John Goerzen <jgoerzen@complete.org> writes:

> 4. Debian was created with the cause of creating a free operating
> system.  So says our Constitution.  Distributing non-free software
> falls outside that definition, and the spirit of our organization.

I'd *thought* that the spirit of the organisation was summed up by
the Social Contract as it now stands. What you're suggesting flies
utterly in the face of s4, which says that not only "Free Software",
but "Our Users" are the priorities.

The proposal to remove non-free from Debian (and hence, AIUI, from
the normal archive) will have a deleterious effect on the users, and
on the people who are going to have to maintain the separate non-free
archive (<scaremongering>and doubtless ultimately contrib</scaremongering>).

> 5. Not distributing non-free software does not mean that non-free
> software cannot be easily used in Debian.

Debian's apt-get is complicit in making software a LOT easier to discover
and install. That is also makes non-free software a lot easier to install
seems to have caused quite a few ructions.
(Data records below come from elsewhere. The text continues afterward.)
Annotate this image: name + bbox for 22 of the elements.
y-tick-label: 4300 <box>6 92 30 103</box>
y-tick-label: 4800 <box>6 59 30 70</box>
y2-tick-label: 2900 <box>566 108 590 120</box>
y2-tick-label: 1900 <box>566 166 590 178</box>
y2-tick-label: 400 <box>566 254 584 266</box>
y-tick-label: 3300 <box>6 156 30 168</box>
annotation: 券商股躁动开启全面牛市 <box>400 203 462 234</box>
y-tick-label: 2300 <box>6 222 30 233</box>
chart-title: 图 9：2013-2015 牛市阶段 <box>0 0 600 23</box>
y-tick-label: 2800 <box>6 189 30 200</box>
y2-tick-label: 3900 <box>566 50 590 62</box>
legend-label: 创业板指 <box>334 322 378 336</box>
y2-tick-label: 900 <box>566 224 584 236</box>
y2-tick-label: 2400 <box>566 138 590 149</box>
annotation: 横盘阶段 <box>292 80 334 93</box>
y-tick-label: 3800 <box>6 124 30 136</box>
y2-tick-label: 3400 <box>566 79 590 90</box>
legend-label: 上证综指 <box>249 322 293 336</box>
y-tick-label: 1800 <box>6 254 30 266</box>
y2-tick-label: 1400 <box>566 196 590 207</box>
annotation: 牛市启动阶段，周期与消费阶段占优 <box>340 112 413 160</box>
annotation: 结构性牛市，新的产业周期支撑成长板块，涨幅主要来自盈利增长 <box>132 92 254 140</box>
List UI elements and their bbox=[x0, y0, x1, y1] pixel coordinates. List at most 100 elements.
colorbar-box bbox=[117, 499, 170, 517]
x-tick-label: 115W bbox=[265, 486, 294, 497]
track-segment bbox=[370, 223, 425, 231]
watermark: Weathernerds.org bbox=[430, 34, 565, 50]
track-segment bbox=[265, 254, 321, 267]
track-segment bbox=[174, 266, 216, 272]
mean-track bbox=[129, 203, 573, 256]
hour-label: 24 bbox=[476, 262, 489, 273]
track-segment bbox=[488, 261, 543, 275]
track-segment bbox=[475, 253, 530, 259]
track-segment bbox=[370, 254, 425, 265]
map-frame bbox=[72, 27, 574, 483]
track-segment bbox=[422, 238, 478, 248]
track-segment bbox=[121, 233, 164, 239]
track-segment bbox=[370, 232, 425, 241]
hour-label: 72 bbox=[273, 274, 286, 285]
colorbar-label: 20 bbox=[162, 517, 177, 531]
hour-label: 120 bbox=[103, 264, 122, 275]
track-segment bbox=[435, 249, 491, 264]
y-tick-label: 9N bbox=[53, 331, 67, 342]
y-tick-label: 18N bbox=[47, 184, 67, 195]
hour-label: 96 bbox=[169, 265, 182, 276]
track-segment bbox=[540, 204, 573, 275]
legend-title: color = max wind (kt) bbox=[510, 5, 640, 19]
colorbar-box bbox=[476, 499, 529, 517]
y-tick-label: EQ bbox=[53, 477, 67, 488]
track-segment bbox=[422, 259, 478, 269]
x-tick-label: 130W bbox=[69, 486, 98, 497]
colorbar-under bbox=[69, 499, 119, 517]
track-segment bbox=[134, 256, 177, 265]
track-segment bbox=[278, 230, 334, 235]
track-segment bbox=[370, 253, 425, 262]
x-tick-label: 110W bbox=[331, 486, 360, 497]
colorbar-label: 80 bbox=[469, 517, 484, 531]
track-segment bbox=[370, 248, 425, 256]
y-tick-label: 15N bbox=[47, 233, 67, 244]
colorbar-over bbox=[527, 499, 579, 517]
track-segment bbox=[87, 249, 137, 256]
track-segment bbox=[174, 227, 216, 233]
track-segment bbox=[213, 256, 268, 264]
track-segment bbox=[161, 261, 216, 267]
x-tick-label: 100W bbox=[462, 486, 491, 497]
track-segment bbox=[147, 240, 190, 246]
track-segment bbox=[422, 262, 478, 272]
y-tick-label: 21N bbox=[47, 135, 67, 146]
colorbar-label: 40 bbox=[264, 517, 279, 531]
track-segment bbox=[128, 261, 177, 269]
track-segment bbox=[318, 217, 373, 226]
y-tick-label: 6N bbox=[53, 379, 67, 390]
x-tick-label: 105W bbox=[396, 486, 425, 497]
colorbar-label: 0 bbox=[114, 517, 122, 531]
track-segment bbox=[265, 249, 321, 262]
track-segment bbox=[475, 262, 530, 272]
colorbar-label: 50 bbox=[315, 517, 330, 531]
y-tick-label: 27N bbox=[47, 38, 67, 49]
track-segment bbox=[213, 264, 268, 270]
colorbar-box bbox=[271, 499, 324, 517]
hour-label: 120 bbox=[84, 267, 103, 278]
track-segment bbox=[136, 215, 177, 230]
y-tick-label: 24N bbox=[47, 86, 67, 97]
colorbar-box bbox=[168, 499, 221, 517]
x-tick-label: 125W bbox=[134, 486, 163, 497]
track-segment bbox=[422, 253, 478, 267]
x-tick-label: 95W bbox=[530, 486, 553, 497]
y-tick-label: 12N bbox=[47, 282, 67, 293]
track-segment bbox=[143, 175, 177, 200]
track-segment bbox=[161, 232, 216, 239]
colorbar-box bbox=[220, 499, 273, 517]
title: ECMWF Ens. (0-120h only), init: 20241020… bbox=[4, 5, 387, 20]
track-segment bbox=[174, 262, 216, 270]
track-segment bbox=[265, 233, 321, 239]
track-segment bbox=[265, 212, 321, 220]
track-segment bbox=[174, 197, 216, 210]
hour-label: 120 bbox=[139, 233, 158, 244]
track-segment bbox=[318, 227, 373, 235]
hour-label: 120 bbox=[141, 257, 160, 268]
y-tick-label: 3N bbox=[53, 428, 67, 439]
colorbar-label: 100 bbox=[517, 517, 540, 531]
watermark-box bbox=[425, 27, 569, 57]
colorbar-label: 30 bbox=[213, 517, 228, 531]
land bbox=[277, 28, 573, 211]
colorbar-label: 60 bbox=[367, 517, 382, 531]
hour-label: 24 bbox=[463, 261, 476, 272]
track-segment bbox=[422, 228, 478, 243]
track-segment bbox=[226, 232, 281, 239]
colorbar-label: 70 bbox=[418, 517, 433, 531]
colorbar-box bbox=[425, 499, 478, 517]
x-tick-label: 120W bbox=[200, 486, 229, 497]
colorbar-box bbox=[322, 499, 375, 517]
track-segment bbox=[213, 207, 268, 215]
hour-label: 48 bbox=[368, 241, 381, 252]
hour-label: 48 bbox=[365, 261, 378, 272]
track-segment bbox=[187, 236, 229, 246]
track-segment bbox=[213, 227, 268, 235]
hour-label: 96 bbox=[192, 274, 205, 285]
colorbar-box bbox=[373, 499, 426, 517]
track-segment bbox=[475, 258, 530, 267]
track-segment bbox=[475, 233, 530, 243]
> 8. This proposal does not break any promises or goals laid out in the
> Social Contract.  It does only alter the mechanics by which they are
> carried out.

Except Section 4, that thing about the Users.

"We will be guided by the needs of our users and the free-software
     community. We will place their interests first in our priorities."

Oh look! It wasn't "Our Users" and "Free Software". It was "our users and
the free software *community*" [my emphasis]. The proposed change injures
the interests both of the users (through having a more difficult system
to use) and those of the free software community, which will have to live
with an impoverished Debian system and the political flak from this
decision.

The changes you propose make s5 logically inconsistent with s4 under my
interpretation.

> 10. The Social Contract is not intended to be, nor can it be,
> immutable.

I don't believe it was intended to be easily and quickly mutable, either,
and even if that *was* the the intention of the author(s), it's not how
users interpret the document.

I'm just a Debian user, not a developer. Apologies for any inaccuracies
and misunderstandings which I may have allowed to creep in.